La domination du PPE sur les plus hauts responsables a assuré une influence significative sur l'UE de l'Allemagne. Angela Merkel du PPE a été au pouvoir pendant 14 ans, la plupart du temps dans une coalition avec le SPD.

Cependant, les sociaux-démocrates ont perdu le pouvoir en France et en Italie. Au Parlement européen nouvellement élu, les conservateurs et les sociaux-démocrates ne contrôlent que 332 des 751 sièges, soit 44 %. Dans l'ancienne législature, ils détenaient 401 sièges. Pour obtenir une majorité, ils dépendent maintenant de l'appui des libéraux ou des Verts.

Les différences politiques entre tous ces partis sont minimes. Ces dernières années, ils ont tous fortement tourné à droite. Ils ont soutenu les politiques d'austérité de l'UE, son réarmement militaire, la construction d'un appareil d'État policier et l'application de politiques inhumaines en matière de réfugiés, et ils continueront à le faire.

Ce déplacement vers la droite a accentué les divisions nationales au sein de l'UE et leur a donné un caractère de plus en plus agressif. Cela se traduit par l'éclatement du Parlement européen en plusieurs factions concurrentes.

Le président français Emmanuel Macron a clairement fait savoir qu'il n'accepterait pas un président de la Commission allemande. En revanche, la chancelière allemande, Merkel, a insisté pour soutenir Manfred Weber du PPE, qui s'est présenté comme le principal candidat du parti à l'élection. Les chefs de gouvernement proposent le président de la Commission, mais il doit recevoir le soutien de la majorité du Parlement.

En France, le PPE n'est pratiquement pas représenté. Son représentant, Les Républicains, n'a obtenu que 8 pour cent des voix. Le Parti socialiste a fait encore pire, n'obtenant que 6,2 pour cent. Le propre parti de Macron, La République En Marche, s'est classé deuxième avec 22,4 pour cent, derrière le Rassemblement national d'extrême droite de Marine Le Pen avec 23,3 pour cent. Le parti de Macron a rejoint le groupe libéral au Parlement européen, ce qui a porté sa représentation à 105 sièges.

Des conflits plus profonds qui se sont développés sur une plus longue période alimentent les conflits d'influence et de positions. Macron s'est heurté à plusieurs reprises à l'opposition de Berlin dans sa tentative d'intégrer davantage la politique financière de l'UE. Des frictions existent également sur le projet de création d'une armée européenne et d'une industrie européenne de l'armement indépendante des États-Unis, que Berlin et Paris soutiennent tous deux.

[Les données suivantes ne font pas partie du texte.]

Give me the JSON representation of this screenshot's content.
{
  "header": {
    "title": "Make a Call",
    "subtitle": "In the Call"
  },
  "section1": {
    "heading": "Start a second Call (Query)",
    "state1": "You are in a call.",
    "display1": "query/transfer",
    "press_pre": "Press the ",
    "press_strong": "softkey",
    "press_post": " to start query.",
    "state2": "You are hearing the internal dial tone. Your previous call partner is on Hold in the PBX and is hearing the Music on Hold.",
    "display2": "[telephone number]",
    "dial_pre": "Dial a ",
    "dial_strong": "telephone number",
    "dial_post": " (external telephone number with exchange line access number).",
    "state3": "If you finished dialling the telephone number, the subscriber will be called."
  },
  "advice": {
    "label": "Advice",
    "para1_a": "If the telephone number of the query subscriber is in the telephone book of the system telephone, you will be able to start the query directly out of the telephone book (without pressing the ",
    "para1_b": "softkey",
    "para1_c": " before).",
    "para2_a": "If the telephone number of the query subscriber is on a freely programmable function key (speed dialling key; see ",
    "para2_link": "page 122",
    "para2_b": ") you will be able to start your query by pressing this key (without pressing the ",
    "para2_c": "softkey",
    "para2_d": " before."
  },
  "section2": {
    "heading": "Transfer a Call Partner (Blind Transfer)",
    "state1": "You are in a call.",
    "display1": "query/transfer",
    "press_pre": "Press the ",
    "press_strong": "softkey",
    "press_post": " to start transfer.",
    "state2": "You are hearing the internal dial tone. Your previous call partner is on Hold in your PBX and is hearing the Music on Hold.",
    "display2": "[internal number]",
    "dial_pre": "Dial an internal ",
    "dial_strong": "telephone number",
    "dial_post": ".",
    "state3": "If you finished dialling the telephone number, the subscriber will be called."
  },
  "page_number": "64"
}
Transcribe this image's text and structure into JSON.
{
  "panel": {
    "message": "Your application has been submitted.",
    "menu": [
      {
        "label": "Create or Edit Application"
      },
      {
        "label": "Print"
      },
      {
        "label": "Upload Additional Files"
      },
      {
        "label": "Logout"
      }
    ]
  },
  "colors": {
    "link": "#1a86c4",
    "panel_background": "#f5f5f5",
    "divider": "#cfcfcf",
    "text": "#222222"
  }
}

L'arrêt temporaire par l'Allemagne a arrêté les exportations d'armes vers l'Arabie saoudite à la suite de l'assassinat du journaliste, Jamal Khashoggi, a indigné Paris. Et tandis que Macron préconisait une position ferme à l'égard du Brexit, Merkel a indiqué qu'elle était prête à offrir des concessions à la Grande-Bretagne.

Avec la demande faite à Tusk de proposer une liste de candidats, ces conflits vont maintenant continuer à faire rage dans les coulisses, et peuvent se concilier avec un compromis dégoûtant.

On ment systématiquement au public sur les véritables enjeux. Par exemple, le gouvernement allemand a justifié son soutien à Weber en invoquant le principe des principaux candidats, qui a été introduit lors des dernières élections européennes, mais qui n'a aucune base juridique. Ainsi, seul un candidat qui s'est présenté comme candidat principal pour l'un des partis européens peut être élu président de la Commission. Par conséquent, selon l'argument, ils reçoivent une légitimité démocratique.

Cet argument est évidemment absurde. Le cercle restreint de son parti a choisi Weber comme candidat principal. Mais le parti lui-même a remporté moins d'un quart des voix à travers l'Europe. Même en Allemagne, un sondage a révélé que seulement 32 pour cent des électeurs soutiennent l'idée que Weber devienne président de la Commission, tandis que 59 pour cent s'y opposent.

Il n'est pas encore clair si Merkel insiste pour nommer Weber. Il y a des suggestions qu'elle pourrait concéder afin de garantir le poste de président de la BCE à l'actuel président de la Bundesbank, Jens Weidmann, qui est considéré comme un partisan de l'austérité.

Une autre candidate possible à la présidence de la Commission est Margarete Vestager, qui est actuellement commissaire chargée des affaires de concurrence de l'UE. Ce membre danois du groupe libéral recevrait le soutien de Macron ainsi que celui des Verts en tant que première femme à diriger la Commission.

Certains observateurs pensent que le marchandage sur les postes de direction pourrait durer des mois. Toutefois, une chose est claire: quelle que soit la composition de la nouvelle Commission en cours d'élaboration dans les coulisses, elle poursuivra les politiques de droite contre la classe ouvrière appliquées par la précédente.